Clindamycin/tretinoin

Combination of
- Clindamycin phosphate: Antibiotic
- Tretinoin: Topical retinoid

Clinical data
- Trade names: Ziana, others
- MedlinePlus: a609005
- Routes of administration: Topical
- ATC code: D10AD51 (WHO) ;

Legal status
- Legal status: In general: ℞ (Prescription only);

Identifiers
- CAS Number: 337954-93-5;
- KEGG: D11084;

= Clindamycin/tretinoin =

Combination drug

Clindamycin/tretinoin is a topical gel used in the treatment of acne.
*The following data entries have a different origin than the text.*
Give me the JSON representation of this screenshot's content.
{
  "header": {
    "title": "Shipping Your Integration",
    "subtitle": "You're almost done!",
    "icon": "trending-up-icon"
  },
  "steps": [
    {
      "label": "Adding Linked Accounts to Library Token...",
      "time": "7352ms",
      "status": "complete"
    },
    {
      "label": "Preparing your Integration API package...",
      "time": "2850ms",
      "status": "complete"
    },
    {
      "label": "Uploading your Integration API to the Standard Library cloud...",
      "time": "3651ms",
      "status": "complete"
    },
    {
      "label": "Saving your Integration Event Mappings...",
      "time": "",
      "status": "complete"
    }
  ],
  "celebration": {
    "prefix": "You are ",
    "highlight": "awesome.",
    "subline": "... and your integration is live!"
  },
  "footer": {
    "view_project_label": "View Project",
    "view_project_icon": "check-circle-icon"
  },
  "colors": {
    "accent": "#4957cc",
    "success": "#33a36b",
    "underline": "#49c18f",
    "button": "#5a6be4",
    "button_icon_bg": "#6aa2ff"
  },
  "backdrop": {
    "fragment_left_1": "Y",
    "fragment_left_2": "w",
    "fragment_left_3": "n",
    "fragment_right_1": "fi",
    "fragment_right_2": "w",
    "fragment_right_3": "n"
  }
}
The two active ingredients are the antibiotic clindamycin phosphate (1.2%) and tretinoin (0.025%), a retinoid. The two active ingredients perform different functions, the clindamycin is active against gram-positive bacteria, including streptococci and penicillin-resistant staphylococci. The Tretinoin element acts to reduce the amount of oil released by oil glands in skin, as well as encouraging skin cell replenishment. The topical treatment is stored in 2, 30, and 60 gram tubes and should be stored at 25°C (77°F), with the tube tightly shut away from light. Side effects may include peeling, redness, dryness, itching and photosensitivity. Also, topical clindamycin may rarely cause diarrhea or colitis. Sun exposure while using this preparation can cause skin irritation.